The Ahmads’ home on Brighton Seventh Street suffered major damage during Sandy when floodwater came up to just below the second story windows. The Ahmads still live there and are currently paying off two mortgages on the house.
“We don’t have any other property,” said Mr. Ahmad, whose parents brought him to Brooklyn from Pakistan when he was seven years old. “We can’t afford anything else.”
Brighton Beach residents like the Ahmads say they can’t afford to leave, but the costs they would incur to rebuild when the next big storm strikes mean they also can’t afford to stay.
As Mr. Ahmad put it, “It’s the American Dream going down the pipes.”
Hard data on the number of families in the Ahmads’ situation is hard to come by. The census, for example, does not track the reasons why residents might leave any given area. There is evidence, however, that Hassan and his family are not alone.
Flood insurance is a major expense for homeowners in coastal Brooklyn. The median cost of flood insurance in areas at high risk of flooding—including the vast majority of Brighton Beach – is $3,000 dollars a year in New York City, according to a 2017 study by the Rand Corporation.
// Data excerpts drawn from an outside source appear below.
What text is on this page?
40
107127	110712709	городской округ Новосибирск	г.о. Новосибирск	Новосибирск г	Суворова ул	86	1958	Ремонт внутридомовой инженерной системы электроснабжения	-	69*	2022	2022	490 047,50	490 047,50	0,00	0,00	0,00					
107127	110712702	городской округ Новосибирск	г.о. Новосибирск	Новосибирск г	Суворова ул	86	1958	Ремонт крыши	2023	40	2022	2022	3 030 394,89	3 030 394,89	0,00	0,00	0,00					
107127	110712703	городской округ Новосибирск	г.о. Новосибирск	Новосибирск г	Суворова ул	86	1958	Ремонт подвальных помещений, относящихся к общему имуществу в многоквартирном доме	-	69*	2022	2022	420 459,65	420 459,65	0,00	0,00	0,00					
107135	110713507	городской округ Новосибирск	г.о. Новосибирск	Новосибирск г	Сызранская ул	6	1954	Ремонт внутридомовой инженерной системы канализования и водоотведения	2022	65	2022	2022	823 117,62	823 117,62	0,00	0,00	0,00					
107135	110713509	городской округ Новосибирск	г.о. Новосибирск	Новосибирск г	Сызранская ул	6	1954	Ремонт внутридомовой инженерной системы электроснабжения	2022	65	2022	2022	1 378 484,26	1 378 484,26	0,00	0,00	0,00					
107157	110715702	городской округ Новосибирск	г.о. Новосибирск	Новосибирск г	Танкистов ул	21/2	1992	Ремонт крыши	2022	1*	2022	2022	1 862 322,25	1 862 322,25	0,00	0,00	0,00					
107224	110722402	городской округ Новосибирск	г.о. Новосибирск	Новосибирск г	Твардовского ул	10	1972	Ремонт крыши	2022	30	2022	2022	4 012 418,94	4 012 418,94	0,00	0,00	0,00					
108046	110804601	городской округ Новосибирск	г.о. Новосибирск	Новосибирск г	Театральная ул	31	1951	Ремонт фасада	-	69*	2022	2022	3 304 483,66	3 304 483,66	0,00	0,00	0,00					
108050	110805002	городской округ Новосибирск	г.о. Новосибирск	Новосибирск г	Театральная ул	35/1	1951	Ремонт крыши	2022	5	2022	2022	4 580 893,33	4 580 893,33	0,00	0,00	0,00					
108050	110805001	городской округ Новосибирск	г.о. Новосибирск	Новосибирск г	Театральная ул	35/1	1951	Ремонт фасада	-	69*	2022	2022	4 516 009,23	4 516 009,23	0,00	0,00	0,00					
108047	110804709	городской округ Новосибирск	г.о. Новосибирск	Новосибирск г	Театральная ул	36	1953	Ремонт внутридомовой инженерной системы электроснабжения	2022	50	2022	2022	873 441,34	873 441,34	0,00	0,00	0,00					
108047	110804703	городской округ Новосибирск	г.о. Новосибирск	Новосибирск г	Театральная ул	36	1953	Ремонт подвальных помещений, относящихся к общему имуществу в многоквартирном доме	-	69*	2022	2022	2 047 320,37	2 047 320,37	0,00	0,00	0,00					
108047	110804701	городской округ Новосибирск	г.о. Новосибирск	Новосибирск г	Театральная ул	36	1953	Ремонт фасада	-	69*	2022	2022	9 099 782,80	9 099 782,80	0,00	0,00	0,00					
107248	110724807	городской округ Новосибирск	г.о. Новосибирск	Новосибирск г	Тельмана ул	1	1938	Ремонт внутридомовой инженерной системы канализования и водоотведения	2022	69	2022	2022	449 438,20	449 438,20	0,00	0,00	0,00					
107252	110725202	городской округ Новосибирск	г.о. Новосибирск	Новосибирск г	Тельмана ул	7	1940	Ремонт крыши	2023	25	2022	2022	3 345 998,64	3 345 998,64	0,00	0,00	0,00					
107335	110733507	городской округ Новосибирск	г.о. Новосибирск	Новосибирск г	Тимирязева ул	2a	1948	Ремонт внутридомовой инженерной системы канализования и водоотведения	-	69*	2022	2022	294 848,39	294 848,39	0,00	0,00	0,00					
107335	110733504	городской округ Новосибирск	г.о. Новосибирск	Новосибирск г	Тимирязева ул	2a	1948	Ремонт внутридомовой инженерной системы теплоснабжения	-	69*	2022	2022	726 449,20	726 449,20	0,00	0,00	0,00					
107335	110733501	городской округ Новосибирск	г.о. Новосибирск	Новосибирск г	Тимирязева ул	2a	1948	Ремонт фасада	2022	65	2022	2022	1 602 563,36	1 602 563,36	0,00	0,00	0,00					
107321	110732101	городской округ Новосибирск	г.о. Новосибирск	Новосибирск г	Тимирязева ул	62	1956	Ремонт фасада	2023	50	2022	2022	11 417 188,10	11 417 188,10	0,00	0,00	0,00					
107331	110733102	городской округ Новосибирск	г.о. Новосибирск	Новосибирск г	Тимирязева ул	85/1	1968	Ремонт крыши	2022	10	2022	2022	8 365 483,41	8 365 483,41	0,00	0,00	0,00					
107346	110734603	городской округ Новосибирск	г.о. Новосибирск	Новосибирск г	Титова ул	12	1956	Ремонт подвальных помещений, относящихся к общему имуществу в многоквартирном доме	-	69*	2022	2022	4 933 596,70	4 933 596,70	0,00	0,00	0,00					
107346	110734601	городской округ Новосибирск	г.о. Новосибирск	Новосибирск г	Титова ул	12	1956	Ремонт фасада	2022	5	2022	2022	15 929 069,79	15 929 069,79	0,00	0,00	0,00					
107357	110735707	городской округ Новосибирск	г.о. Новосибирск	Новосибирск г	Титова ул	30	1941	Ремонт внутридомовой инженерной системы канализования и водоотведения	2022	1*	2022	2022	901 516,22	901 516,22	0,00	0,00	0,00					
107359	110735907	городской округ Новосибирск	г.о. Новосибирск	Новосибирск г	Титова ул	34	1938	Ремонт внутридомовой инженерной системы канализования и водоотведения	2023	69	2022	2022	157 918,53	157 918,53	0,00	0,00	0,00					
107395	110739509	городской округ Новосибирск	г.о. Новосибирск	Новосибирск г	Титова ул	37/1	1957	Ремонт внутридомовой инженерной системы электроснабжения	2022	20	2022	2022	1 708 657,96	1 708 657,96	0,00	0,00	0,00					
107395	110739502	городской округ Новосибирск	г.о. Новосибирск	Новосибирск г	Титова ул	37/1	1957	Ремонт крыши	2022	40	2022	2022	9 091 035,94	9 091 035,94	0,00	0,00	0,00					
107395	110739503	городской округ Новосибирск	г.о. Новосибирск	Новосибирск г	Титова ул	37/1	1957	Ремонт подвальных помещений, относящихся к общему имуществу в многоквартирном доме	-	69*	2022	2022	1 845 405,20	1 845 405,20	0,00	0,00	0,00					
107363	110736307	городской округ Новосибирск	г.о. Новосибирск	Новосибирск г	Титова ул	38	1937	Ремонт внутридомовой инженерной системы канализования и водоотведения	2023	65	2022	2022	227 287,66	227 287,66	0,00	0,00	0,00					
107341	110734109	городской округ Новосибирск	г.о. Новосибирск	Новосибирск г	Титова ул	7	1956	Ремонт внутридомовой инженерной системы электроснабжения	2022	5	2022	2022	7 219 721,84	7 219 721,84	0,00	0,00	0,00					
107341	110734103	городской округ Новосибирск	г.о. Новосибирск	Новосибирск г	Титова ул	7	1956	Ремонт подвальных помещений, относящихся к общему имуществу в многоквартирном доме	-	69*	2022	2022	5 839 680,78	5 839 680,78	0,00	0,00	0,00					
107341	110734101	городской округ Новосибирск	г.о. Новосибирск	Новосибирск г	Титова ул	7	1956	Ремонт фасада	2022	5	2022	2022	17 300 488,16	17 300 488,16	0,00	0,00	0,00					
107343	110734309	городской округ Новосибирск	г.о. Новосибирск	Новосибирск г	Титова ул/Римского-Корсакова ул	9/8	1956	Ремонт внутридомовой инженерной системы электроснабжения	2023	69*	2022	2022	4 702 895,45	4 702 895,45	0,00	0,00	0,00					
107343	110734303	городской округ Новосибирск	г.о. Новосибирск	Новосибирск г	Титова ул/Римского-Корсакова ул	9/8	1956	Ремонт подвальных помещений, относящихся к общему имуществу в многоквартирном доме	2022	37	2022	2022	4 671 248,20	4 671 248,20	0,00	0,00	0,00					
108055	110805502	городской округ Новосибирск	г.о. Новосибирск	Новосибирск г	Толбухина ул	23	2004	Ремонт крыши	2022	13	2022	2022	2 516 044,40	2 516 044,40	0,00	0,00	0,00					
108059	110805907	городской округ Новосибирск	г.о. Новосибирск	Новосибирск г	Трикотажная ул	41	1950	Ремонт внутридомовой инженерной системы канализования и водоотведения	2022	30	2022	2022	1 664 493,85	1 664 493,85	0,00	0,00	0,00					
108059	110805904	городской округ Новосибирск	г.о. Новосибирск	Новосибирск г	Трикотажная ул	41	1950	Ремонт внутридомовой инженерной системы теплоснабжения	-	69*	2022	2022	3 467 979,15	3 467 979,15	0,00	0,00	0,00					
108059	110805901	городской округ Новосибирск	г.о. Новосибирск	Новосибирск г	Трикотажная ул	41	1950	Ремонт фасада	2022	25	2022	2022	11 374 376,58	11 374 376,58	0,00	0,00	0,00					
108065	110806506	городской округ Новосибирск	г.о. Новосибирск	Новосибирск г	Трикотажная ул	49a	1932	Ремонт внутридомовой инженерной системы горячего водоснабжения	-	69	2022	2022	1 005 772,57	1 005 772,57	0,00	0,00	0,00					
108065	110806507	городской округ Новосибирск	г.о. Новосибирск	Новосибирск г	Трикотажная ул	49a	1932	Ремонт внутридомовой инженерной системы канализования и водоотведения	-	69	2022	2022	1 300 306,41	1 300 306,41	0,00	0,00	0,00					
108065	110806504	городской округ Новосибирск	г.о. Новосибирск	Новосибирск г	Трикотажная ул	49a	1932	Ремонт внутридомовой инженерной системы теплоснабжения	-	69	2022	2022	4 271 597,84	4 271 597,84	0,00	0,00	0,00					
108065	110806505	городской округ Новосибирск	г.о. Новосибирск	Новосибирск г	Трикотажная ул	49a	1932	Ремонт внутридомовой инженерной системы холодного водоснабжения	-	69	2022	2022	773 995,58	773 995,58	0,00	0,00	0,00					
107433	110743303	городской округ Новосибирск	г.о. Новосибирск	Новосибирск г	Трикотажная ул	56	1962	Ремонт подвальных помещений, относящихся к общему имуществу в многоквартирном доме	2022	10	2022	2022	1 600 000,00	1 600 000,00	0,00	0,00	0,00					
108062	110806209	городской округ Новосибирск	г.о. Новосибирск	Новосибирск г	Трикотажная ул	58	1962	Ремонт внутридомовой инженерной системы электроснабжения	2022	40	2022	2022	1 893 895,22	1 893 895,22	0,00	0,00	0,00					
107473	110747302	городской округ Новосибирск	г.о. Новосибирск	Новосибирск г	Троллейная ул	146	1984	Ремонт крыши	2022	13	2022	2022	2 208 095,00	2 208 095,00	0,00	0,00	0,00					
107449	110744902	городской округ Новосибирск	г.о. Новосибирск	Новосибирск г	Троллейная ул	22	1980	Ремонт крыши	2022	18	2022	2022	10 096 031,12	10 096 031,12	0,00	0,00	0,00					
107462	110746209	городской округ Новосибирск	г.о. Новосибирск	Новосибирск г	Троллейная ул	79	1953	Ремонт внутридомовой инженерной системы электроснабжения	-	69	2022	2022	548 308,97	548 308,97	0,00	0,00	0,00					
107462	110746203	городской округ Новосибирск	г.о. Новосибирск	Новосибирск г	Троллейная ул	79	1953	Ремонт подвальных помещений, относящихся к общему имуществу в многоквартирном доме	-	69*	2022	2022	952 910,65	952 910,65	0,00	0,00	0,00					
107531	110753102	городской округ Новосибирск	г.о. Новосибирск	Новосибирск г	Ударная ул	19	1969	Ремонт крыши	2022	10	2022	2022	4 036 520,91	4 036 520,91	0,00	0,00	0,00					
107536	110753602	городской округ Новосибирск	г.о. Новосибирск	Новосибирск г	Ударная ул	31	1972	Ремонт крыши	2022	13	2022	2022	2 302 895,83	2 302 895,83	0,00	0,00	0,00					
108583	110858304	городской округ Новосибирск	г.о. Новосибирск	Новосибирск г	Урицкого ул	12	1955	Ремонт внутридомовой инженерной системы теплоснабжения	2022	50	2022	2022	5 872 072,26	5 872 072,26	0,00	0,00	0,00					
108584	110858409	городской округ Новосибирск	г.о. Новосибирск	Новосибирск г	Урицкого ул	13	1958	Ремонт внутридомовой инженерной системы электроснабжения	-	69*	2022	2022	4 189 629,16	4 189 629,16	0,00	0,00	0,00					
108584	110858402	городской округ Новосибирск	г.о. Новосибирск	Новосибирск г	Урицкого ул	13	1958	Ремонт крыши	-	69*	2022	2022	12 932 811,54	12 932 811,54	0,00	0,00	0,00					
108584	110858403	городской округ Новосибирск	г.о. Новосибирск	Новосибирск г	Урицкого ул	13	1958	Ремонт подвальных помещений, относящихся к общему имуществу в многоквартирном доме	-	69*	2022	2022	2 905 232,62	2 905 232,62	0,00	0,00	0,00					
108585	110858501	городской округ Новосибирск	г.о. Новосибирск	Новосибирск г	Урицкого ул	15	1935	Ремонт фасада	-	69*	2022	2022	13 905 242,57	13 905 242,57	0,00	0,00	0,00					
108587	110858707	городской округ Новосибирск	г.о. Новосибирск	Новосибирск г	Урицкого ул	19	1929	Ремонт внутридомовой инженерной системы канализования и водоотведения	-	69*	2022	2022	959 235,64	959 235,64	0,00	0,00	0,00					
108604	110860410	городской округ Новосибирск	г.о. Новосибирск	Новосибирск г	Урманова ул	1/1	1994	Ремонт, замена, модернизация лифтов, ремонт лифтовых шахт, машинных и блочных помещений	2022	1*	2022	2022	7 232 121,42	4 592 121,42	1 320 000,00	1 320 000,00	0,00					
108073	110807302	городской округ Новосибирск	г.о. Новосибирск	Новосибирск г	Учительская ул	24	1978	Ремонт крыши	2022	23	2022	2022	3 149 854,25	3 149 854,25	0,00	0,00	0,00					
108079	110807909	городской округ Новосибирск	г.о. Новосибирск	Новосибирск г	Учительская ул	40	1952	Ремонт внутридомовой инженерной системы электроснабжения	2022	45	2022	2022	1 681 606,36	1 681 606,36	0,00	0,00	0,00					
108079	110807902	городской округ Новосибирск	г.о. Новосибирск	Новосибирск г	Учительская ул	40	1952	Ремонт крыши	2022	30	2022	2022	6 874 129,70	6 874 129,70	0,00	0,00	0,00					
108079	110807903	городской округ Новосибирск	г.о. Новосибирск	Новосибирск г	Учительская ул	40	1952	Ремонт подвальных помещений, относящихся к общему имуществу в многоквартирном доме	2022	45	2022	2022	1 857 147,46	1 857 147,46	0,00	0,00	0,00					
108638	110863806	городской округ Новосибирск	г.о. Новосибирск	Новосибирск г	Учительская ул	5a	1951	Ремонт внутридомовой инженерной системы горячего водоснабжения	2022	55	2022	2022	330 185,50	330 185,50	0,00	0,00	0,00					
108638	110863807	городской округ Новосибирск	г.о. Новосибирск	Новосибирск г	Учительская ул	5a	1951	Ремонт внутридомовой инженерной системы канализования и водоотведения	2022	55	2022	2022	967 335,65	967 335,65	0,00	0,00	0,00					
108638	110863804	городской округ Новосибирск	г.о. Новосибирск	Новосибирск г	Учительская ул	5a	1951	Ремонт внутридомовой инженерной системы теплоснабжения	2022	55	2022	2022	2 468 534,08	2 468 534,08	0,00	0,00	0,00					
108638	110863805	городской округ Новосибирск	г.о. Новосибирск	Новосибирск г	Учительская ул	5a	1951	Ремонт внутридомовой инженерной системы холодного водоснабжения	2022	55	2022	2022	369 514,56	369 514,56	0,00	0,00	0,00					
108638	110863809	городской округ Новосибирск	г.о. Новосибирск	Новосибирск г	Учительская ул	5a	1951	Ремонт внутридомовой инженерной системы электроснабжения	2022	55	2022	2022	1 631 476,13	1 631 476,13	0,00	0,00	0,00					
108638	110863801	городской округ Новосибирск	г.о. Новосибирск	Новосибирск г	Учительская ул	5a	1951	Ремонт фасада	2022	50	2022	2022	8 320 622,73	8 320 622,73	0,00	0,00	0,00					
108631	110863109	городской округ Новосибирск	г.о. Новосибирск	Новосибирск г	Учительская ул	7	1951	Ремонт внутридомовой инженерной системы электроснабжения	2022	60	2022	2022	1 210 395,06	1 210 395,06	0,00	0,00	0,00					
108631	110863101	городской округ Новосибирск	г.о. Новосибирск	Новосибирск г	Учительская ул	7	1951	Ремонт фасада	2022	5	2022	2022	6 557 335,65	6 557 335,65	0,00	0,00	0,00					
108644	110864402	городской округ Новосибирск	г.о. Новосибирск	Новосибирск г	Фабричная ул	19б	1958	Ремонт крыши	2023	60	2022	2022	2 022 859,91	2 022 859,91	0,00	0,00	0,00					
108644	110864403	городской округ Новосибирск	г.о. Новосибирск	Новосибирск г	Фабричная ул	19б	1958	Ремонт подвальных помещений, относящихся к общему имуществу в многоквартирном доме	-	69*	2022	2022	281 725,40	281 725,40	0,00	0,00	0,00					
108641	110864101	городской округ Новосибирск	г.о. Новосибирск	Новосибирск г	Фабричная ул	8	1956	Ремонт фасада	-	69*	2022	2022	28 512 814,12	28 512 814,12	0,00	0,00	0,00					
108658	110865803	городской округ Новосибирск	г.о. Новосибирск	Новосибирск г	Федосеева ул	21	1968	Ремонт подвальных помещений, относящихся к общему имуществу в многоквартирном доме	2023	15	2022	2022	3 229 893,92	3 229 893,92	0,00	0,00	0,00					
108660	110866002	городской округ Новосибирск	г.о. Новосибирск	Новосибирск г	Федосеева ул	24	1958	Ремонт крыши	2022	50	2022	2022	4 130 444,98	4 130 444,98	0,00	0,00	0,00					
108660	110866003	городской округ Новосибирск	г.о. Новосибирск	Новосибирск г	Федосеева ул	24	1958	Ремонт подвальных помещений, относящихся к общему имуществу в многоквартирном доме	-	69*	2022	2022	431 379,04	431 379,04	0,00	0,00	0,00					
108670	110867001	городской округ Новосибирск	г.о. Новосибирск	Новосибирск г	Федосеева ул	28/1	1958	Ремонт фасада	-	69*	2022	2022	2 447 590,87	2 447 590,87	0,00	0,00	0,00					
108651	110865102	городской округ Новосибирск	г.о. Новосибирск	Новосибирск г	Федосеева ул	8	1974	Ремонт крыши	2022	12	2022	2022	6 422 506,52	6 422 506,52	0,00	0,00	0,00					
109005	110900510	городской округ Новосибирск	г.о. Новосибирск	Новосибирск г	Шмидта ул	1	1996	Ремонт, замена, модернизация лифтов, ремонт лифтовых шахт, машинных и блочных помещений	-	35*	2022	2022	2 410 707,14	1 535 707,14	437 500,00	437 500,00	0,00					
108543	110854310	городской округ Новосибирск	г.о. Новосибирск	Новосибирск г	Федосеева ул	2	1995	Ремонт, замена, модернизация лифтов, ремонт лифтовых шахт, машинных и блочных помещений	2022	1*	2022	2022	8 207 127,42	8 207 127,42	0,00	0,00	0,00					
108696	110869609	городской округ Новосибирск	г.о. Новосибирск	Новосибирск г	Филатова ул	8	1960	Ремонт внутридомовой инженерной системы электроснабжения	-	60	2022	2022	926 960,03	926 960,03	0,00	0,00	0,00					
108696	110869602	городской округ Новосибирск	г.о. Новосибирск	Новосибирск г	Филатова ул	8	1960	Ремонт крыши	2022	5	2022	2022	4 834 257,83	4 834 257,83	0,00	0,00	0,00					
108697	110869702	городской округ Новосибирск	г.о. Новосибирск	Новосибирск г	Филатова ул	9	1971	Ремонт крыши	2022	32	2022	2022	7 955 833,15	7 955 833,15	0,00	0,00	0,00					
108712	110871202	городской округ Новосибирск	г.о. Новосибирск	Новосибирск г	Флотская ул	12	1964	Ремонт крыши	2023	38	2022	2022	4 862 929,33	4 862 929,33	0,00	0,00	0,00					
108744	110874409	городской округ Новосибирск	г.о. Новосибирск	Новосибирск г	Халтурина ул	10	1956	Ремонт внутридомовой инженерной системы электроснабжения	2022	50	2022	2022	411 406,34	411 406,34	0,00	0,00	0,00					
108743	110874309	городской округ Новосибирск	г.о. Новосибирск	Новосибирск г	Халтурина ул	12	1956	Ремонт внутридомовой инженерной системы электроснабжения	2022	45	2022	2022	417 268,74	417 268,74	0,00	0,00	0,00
However, costs can vary wildly for houses within even a few hundred feet of each other. Insurance rates are determined by the topography of the land, not street address. Flood insurance can be hundreds or thousands of dollars more expensive depending on a house’s exact location.
Even though the costs of insurance are increasing, and the risks remain high, Brighton Beach is still the cheapest available option for many families like the Ahmads.
“Leaving is a difficult option because where can you afford to go?” said Elizabeth Malone, the program manager for insurance and resiliency at Neighborhood Housing services of Brooklyn, a non-profit that helps low-income families navigate the process of home ownership.
Many of the more affordable neighborhoods in or near New York City are also in coastal areas at risk of flooding, said Malone. The areas that are inland present other financial challenges such as the cost of transportation or higher property taxes.
Even if the Ahmads were able to sell their house, Malone stressed, “whether they would have the funds from selling to repurchase” a new home elsewhere “would be a very close call.”
“It’s not that they might not find a home, but it’s going to be very tough,” she said. Brighton Beach’s particular mix of flood risk and a large immigrant community make for a very specific set of challenges for residents, said Malone.
“You see a lot of older families who have been there generationally,” she said and many new immigrants who are also new homeowners. Those families tend to invest heavily in their homes, and then pass them along to their children. For many immigrant families, she said, “the home is your entire financial life.”
Mr. Ahmad, meanwhile, is mulling the possibility of taking his young family abroad, just as his parents brought him to the United States. “Norway or England or something like that,” he said. “I’m a technical person, I can get a job in a heartbeat.”
Someday soon, the weather may force his hand.